In general, a method performed by a computing system for obtaining social data, includes: obtaining social data from one or more data streams; filtering the social data to obtain filtered social data; analysing the filtered social data to determine one or more relationships; and outputting the filtered social data and the relationship in association with each other.
In an aspect of the method, the method further includes composing new social data using the social data and the relationships.
In another aspect of the method, the method further includes identifying one or more users based on the relationship and transmitting the new social data to the one or more users.
In another aspect of the method, after obtaining the social data, which comprises text, the method further includes translating the text from one language to another language.
In another aspect of the method, the method further includes assigning affinity data to the social data and to any associated computed data, such as the relationship, wherein the affinity data is derived from affinity analysis.

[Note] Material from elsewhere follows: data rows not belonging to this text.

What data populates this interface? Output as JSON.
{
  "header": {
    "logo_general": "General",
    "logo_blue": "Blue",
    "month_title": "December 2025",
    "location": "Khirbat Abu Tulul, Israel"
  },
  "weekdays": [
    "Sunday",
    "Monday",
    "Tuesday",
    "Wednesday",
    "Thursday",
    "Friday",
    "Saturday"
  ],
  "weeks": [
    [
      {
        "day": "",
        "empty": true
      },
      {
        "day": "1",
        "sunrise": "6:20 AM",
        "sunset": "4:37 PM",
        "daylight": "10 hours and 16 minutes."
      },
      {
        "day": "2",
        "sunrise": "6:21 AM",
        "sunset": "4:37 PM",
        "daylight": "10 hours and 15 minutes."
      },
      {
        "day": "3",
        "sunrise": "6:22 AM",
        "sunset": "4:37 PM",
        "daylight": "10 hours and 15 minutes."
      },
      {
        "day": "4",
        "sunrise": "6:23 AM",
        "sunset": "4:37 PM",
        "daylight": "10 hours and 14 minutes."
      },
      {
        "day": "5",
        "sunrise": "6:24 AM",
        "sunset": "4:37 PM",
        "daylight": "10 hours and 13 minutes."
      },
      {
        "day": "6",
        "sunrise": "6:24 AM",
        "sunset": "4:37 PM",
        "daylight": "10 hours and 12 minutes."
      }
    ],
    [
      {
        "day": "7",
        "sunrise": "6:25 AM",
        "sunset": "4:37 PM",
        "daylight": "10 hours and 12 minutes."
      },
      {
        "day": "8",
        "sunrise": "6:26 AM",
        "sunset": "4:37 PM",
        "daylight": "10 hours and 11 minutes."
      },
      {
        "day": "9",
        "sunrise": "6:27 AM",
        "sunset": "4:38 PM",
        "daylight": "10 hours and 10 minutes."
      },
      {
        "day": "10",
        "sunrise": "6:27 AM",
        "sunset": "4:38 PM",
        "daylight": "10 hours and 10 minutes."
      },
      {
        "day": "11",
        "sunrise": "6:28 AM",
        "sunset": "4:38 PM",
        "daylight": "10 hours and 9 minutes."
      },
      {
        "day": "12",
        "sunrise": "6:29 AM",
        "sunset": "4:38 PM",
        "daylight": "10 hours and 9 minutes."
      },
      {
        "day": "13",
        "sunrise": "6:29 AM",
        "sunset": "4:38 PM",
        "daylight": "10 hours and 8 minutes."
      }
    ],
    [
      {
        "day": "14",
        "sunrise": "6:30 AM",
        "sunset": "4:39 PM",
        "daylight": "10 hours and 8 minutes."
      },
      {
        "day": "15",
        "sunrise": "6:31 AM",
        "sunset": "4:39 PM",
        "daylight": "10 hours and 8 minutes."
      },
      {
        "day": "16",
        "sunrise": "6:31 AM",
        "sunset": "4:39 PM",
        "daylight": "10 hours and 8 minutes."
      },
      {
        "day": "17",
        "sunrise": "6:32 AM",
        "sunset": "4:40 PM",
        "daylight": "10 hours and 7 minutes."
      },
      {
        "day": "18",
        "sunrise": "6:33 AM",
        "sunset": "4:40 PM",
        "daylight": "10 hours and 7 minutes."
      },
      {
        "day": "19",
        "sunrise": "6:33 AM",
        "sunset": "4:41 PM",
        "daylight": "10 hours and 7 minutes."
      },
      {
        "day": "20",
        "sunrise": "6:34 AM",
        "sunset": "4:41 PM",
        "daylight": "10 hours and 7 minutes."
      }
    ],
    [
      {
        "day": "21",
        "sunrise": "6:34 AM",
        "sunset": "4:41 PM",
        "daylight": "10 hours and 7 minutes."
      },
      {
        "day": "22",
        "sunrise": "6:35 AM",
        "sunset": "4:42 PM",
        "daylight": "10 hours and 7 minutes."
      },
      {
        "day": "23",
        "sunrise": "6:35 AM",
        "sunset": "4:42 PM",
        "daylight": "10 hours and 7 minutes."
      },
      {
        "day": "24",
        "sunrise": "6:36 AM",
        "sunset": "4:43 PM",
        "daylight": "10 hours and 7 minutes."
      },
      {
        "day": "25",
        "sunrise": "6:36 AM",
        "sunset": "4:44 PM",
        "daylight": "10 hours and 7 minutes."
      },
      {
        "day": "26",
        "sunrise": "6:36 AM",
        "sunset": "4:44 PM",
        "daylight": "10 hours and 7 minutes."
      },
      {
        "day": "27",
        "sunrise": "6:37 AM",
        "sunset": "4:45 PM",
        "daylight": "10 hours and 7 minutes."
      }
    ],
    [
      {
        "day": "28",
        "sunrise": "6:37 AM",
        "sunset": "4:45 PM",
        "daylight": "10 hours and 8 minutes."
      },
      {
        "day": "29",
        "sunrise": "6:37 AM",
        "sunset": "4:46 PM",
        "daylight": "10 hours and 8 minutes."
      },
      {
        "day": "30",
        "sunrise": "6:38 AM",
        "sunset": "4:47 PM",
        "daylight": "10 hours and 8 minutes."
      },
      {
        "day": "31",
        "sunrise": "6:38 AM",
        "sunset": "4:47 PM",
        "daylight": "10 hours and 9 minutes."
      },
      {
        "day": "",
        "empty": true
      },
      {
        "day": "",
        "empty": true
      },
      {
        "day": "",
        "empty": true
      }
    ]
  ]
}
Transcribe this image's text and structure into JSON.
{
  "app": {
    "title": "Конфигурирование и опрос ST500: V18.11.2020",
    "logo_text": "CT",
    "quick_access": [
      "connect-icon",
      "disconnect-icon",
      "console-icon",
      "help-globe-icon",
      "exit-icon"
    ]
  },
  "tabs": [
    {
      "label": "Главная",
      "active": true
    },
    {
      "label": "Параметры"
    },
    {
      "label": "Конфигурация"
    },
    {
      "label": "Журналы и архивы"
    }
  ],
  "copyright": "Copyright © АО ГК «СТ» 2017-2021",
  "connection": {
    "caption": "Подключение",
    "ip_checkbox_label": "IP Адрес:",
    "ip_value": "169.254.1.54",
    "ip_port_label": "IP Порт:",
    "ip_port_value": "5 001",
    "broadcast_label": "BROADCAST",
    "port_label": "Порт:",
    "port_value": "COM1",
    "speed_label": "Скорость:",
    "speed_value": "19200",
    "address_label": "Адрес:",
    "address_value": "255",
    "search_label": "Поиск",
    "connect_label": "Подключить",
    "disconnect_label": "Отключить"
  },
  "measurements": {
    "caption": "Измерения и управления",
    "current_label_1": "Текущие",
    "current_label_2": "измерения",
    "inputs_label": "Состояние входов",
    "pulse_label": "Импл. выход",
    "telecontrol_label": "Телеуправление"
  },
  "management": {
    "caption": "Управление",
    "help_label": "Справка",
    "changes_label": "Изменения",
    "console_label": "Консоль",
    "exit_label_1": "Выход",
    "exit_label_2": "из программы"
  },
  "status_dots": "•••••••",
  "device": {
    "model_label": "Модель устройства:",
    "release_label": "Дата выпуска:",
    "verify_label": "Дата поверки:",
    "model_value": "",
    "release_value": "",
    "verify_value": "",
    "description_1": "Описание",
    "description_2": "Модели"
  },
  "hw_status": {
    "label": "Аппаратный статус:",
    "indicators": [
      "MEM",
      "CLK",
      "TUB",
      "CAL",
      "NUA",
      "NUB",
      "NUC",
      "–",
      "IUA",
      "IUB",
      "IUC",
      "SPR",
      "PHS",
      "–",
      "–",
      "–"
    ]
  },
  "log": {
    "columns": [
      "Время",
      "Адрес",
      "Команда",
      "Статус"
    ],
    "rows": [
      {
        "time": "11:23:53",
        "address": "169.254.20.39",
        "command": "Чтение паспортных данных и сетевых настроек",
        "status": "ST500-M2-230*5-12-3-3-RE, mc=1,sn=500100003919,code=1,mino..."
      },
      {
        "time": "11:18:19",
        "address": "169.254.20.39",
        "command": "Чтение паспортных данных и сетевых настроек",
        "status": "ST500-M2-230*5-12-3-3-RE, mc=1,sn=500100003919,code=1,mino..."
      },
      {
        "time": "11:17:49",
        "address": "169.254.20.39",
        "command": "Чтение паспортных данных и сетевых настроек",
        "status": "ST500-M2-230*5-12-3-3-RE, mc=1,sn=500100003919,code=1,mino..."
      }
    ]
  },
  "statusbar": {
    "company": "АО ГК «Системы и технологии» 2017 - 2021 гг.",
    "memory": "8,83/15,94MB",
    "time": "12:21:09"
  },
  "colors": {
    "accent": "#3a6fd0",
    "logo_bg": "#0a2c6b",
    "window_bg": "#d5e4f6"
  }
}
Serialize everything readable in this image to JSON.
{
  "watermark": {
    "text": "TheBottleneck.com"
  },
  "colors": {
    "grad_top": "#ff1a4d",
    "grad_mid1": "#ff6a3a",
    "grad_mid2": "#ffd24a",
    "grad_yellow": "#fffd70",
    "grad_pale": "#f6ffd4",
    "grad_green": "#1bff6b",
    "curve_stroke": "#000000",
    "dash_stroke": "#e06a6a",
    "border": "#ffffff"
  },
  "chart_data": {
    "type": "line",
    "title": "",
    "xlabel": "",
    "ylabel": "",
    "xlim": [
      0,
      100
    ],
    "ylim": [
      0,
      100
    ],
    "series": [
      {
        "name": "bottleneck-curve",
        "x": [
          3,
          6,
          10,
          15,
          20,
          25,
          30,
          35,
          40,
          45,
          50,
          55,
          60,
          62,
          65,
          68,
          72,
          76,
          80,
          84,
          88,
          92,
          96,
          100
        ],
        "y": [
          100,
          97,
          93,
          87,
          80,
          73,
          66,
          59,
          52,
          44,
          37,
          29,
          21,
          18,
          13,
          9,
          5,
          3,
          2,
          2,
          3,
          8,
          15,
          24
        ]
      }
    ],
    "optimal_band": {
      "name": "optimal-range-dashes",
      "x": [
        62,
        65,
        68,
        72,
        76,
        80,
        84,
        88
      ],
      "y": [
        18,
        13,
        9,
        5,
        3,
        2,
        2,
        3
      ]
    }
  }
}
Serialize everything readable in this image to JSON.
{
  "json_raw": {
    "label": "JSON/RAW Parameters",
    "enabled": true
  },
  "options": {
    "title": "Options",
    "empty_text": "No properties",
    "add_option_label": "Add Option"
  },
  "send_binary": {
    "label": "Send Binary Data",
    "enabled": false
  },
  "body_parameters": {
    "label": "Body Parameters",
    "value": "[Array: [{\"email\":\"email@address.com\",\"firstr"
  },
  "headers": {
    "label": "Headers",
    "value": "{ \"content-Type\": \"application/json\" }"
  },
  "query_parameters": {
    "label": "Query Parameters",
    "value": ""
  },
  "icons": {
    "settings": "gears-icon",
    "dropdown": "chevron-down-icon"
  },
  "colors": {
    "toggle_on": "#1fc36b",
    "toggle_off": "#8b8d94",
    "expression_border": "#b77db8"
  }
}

In another aspect of the method, determining the one or more relationships includes identifying an influencer amongst a group of users for a topic, wherein the filtered social data includes the group of users and the topic.
In another aspect of the method, the one or more relationships further includes a relationship between the influencer and a community of users associated with the topic, the community of users being a subset of the group of users, and the method further comprises identifying popular characteristics of the community.
In another aspect of the method, determining the influencer includes determining a number of instances in which one or more users perform any one or more of the following: mentioning the influencer, replying to the influencer, and re-posting content from the influencer.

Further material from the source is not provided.